Pendant sa campagne, Emmanuel Macron avait promis d'introduire une dose de proportionnelle à l'Assemblée nationale. La réforme devait même être votée à la fin de l'année 2017. Il n'en sera rien, selon nos confrères de Franceinfo. Elle est repoussée d'au moins un an. D'où cette question : existe-t-il une promesse moins tenue que cette fameuse "dose de proportionnelle" ?

A chaque élection, le procédé est le même. La main sur le cœur, la plupart des candidats jurent qu'ils veulent une meilleure représentativité à l'Assemblée nationale. Voici ce qu'en disait François Hollande en 2012, au cours de sa célèbre anaphore :

"Moi président de la République, j'introduirai la représentation proportionnelle pour les législatives ; non pas celles de 2012 mais celles de 2017, parce que je pense qu'il est bon que l'ensemble des sensibilités politiques soient représentées."

Dimanche dernier, vous avez pu constater que le scrutin majoritaire était encore en vigueur. Certes, François Hollande ne fut pas seul à user de cette ficelle. En 2012, Nicolas Sarkozy lançait ainsi, au cours d'un meeting à Marseille :

"Il me semble qu'on pourrait corriger à la marge ce mode de scrutin [des législatives], pour que tous les grands courants politiques puissent avoir des représentants."

D'ailleurs, cinq ans avant, le même Nicolas Sarkozy s'était déjà prononcé pour un changement de mode de scrutin. C'était sur France 3, quelques jours avant d'être élu président :

"Il y a un problème préoccupant : des grands courants d'opinion ne sont pas représentés. Je pense aux Verts, à l'extrême-droite et à l'extrême-gauche. Et donc, est-ce qu'on peut introduire une petite dose de proportionnelle ? Pourquoi pas".

C'est donc quasiment un rituel de campagne : outre les 500 signatures, les tracts et les affiches de campagne, tout candidat (ou presque) se prononce pour une dose de proportionnelle.

Pourquoi ? Question d'image, bien sûr. Cela permet d'offrir un visage ouvert, démocrate, pluraliste... Surtout, cela sert aussi à faire miroiter des sièges aux petits partis... et à draguer leurs électeurs.

En réalité, la dose de proportionnelle, c'est en fait la dose de bonne conscience des partis majoritaires. Ils voient bien que le système actuel entraîne une distorsion entre le score réel et le nombre de sièges obtenus (pour un tiers des voix, La République En Marche alliée au Modem obtiendrait plus de 70% des députés.) Mais ils ne veulent pas aller vers une proportionnelle intégrale ; ce qui les obligerait à devoir composer, négocier, marchander avec d'autres partis. Alors "juste une dose", comme l'Anglais dans Astérix qui demande "juste un nuage de lait" dans son thé, c'est le moyen de donner quelques sucres à l'opposition minoritaire sans bouleverser le rapport de force.
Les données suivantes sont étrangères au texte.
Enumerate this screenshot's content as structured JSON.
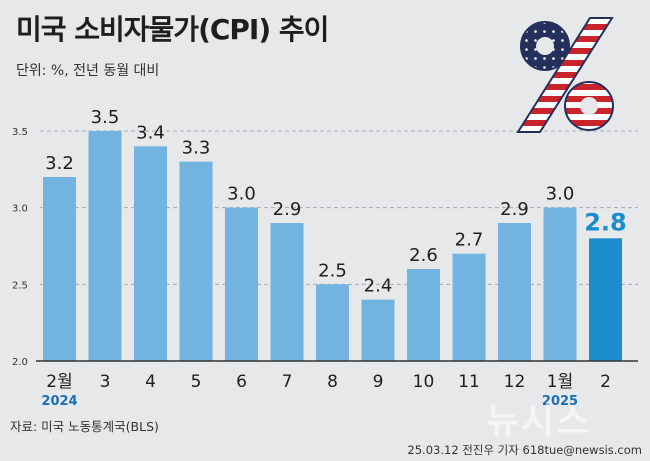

Sans sombrer dans "l'instabilité" honnie par le fondateur de la Vème République (dans la version audio de ce billet, vous entendrez le général de Gaulle pester contre le "régime des partis")
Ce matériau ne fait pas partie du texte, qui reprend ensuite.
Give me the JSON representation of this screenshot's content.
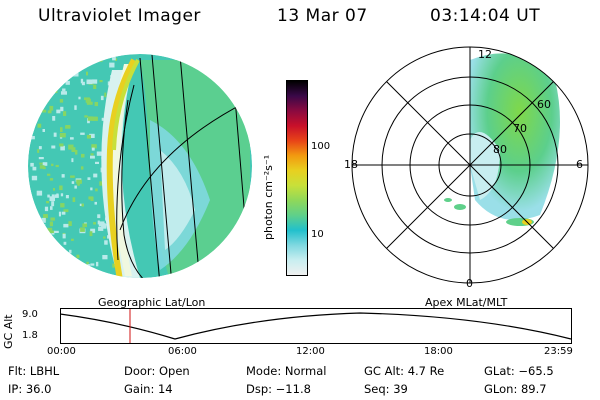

Et puis il y a des raisons pratiques qui concourent à enterrer cette "dose de proportionnelle". Instaurer un mode de scrutin différent pour -mettons- 10% des députés, cela voudrait dire redécouper la carte électorale pour tous les autres. Avec ce que cela comporte de complexités techniques et d'accusations de tripatouillages.

Voici donc pourquoi la dose de proportionnelle à l'Assemblée nationale est sans doute la promesse la moins crédible du monde (à part peut-être la mention "emballage à ouverture facile", mais c'est une autre question). Cette réforme jamais aboutie figure sans difficulté dans le Top 3 des promesses-politique-les-plus-enterrées. Avec le droit de vote des étrangers (à gauche) et de la baisse massive des impôts (à droite).